Houndmouth feel and sound like a real band, where the singing duties are passed around its four members like a bottle round a campfire, occasionally even within a single song. The star of the show may be Matt Myers, who gets many of the best moments and whose restless guitar is really the fifth voice. But running him close is keyboard­player Katie Toupin, who gives the group’s signature harmony choruses their earthy, country flavour. In close support and never far away from the microphone are the bouncing, rambunctious pair of bassist Zak Appleby and drummer Shane Cody. If sometimes, when they are all joined together at full speed, it gets just a little bit raucous, occasionally shouty even, there are some lovely reflective interludes to compensate: the album’s next best songs are perhaps Myers’s solo piece ‘For No One’, weary and with a hint of bitterness, and a new side to Houndmouth; and ‘Gasoline’, where Toupin mourns that she is burning up so fast that she’ll meet her maker on a bedroom floor.

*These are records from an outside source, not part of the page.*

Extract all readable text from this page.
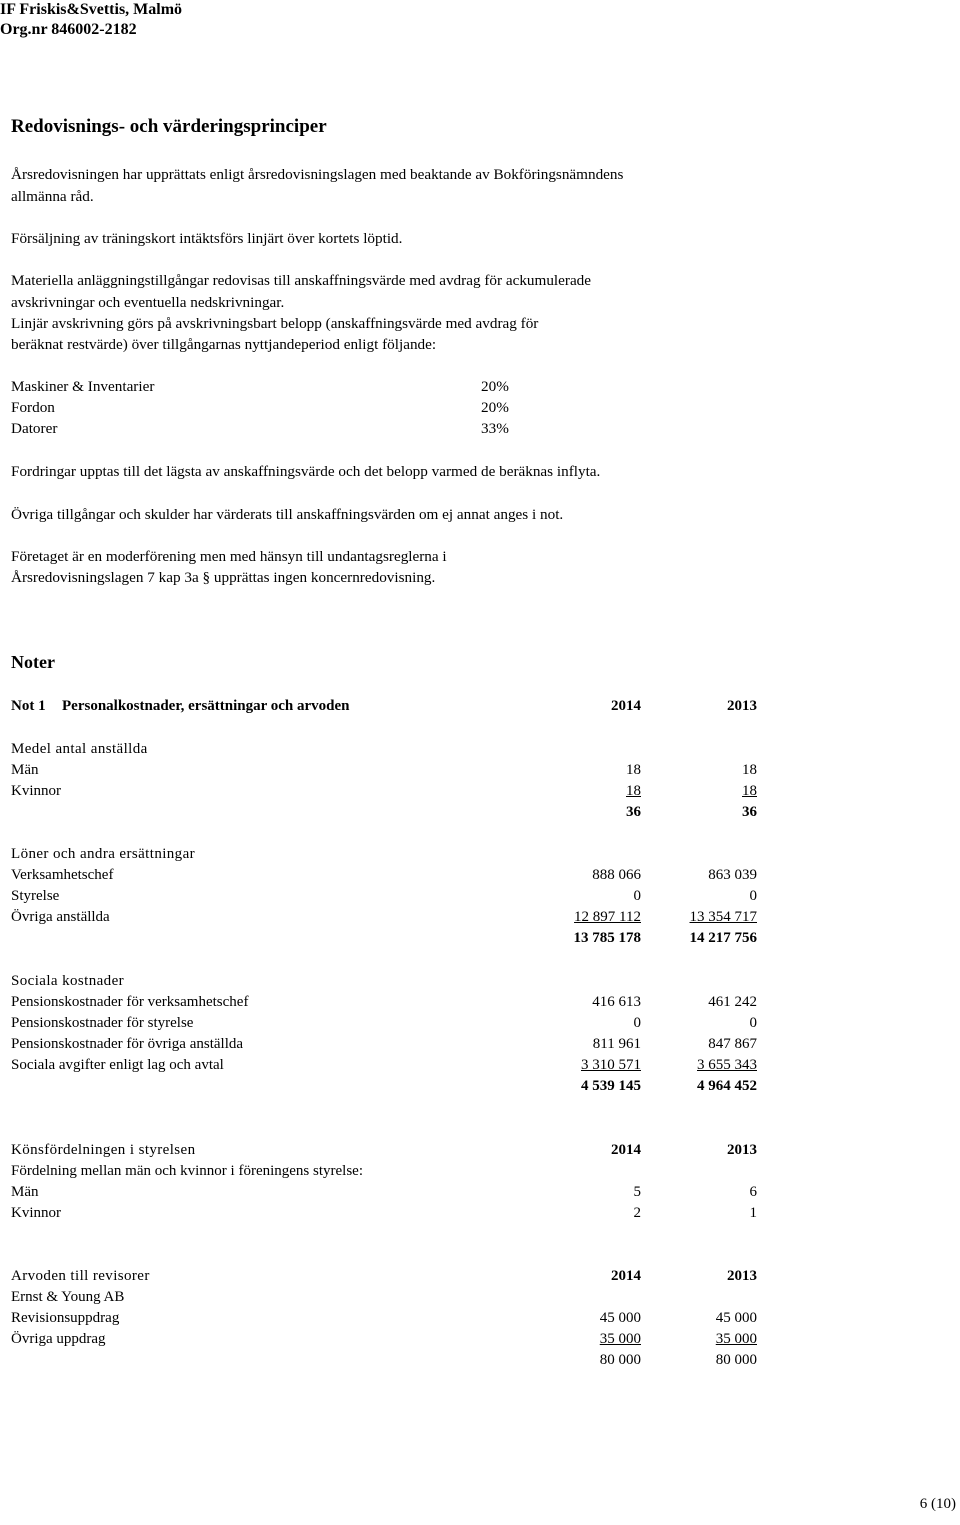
IF Friskis&Svettis, Malmö
Org.nr 846002-2182
Redovisnings- och värderingsprinciper
Årsredovisningen har upprättats enligt årsredovisningslagen med beaktande av Bokföringsnämndens
allmänna råd.
Försäljning av träningskort intäktsförs linjärt över kortets löptid.
Materiella anläggningstillgångar redovisas till anskaffningsvärde med avdrag för ackumulerade
avskrivningar och eventuella nedskrivningar.
Linjär avskrivning görs på avskrivningsbart belopp (anskaffningsvärde med avdrag för
beräknat restvärde) över tillgångarnas nyttjandeperiod enligt följande:
Maskiner & Inventarier	20%
Fordon	20%
Datorer	33%
Fordringar upptas till det lägsta av anskaffningsvärde och det belopp varmed de beräknas inflyta.
Övriga tillgångar och skulder har värderats till anskaffningsvärden om ej annat anges i not.
Företaget är en moderförening men med hänsyn till undantagsreglerna i
Årsredovisningslagen 7 kap 3a § upprättas ingen koncernredovisning.
Noter
Not 1 Personalkostnader, ersättningar och arvoden	2014	2013
Medel antal anställda
Män	18	18
Kvinnor	18	18
36	36
Löner och andra ersättningar
Verksamhetschef	888 066	863 039
Styrelse	0	0
Övriga anställda	12 897 112	13 354 717
13 785 178	14 217 756
Sociala kostnader
Pensionskostnader för verksamhetschef	416 613	461 242
Pensionskostnader för styrelse	0	0
Pensionskostnader för övriga anställda	811 961	847 867
Sociala avgifter enligt lag och avtal	3 310 571	3 655 343
4 539 145	4 964 452
Könsfördelningen i styrelsen	2014	2013
Fördelning mellan män och kvinnor i föreningens styrelse:
Män	5	6
Kvinnor	2	1
Arvoden till revisorer	2014	2013
Ernst & Young AB
Revisionsuppdrag	45 000	45 000
Övriga uppdrag	35 000	35 000
80 000	80 000
6 (10)
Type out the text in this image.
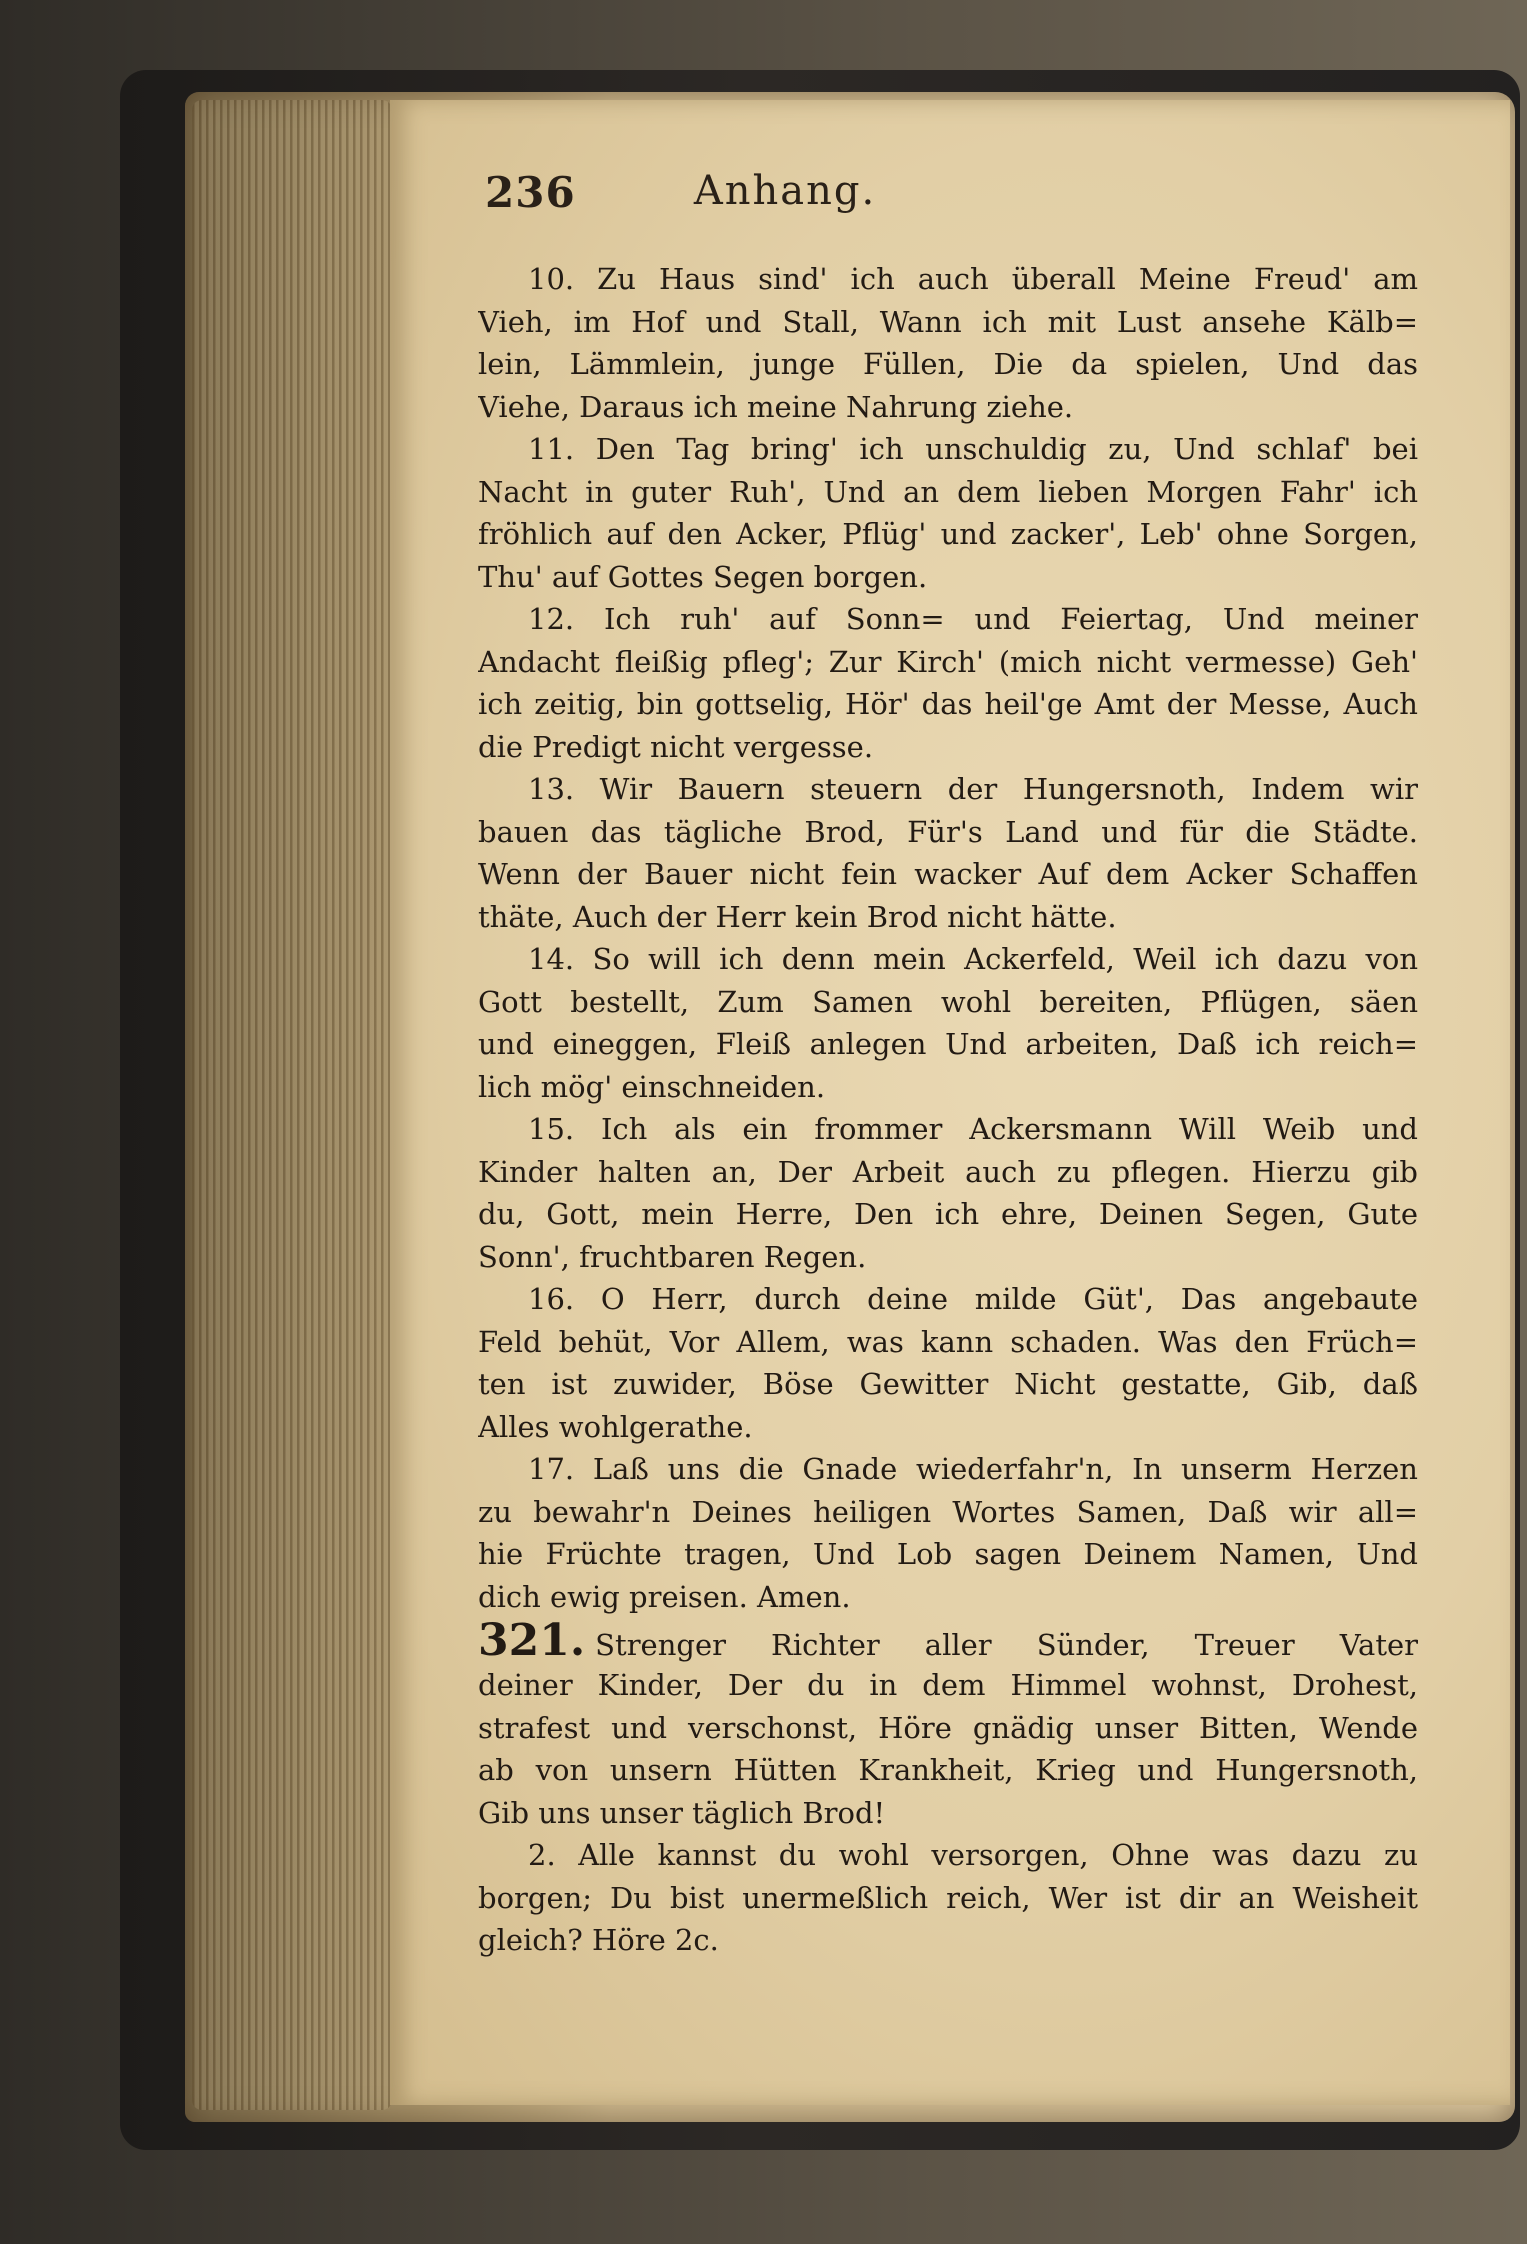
236	Anhang.
10. Zu Haus sind' ich auch überall Meine Freud' am
Vieh, im Hof und Stall, Wann ich mit Lust ansehe Kälb=
lein, Lämmlein, junge Füllen, Die da spielen, Und das
Viehe, Daraus ich meine Nahrung ziehe.
11. Den Tag bring' ich unschuldig zu, Und schlaf' bei
Nacht in guter Ruh', Und an dem lieben Morgen Fahr' ich
fröhlich auf den Acker, Pflüg' und zacker', Leb' ohne Sorgen,
Thu' auf Gottes Segen borgen.
12. Ich ruh' auf Sonn= und Feiertag, Und meiner
Andacht fleißig pfleg'; Zur Kirch' (mich nicht vermesse) Geh'
ich zeitig, bin gottselig, Hör' das heil'ge Amt der Messe, Auch
die Predigt nicht vergesse.
13. Wir Bauern steuern der Hungersnoth, Indem wir
bauen das tägliche Brod, Für's Land und für die Städte.
Wenn der Bauer nicht fein wacker Auf dem Acker Schaffen
thäte, Auch der Herr kein Brod nicht hätte.
14. So will ich denn mein Ackerfeld, Weil ich dazu von
Gott bestellt, Zum Samen wohl bereiten, Pflügen, säen
und eineggen, Fleiß anlegen Und arbeiten, Daß ich reich=
lich mög' einschneiden.
15. Ich als ein frommer Ackersmann Will Weib und
Kinder halten an, Der Arbeit auch zu pflegen. Hierzu gib
du, Gott, mein Herre, Den ich ehre, Deinen Segen, Gute
Sonn', fruchtbaren Regen.
16. O Herr, durch deine milde Güt', Das angebaute
Feld behüt, Vor Allem, was kann schaden. Was den Früch=
ten ist zuwider, Böse Gewitter Nicht gestatte, Gib, daß
Alles wohlgerathe.
17. Laß uns die Gnade wiederfahr'n, In unserm Herzen
zu bewahr'n Deines heiligen Wortes Samen, Daß wir all=
hie Früchte tragen, Und Lob sagen Deinem Namen, Und
dich ewig preisen. Amen.
321. Strenger Richter aller Sünder, Treuer Vater
deiner Kinder, Der du in dem Himmel wohnst, Drohest,
strafest und verschonst, Höre gnädig unser Bitten, Wende
ab von unsern Hütten Krankheit, Krieg und Hungersnoth,
Gib uns unser täglich Brod!
2. Alle kannst du wohl versorgen, Ohne was dazu zu
borgen; Du bist unermeßlich reich, Wer ist dir an Weisheit
gleich? Höre 2c.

With its itinerant theme (try counting how many States make an appearance) the album must surely have been written on the road and recorded to sound close ­to ­live. As a result, these songs will probably sound better still in the flesh. Fittingly, Houndmouth’s immediate touring plans are exclusively in the US, but when in due course they reach the UK, it will be a show well worth seeing. In the meantime, the album will do fine.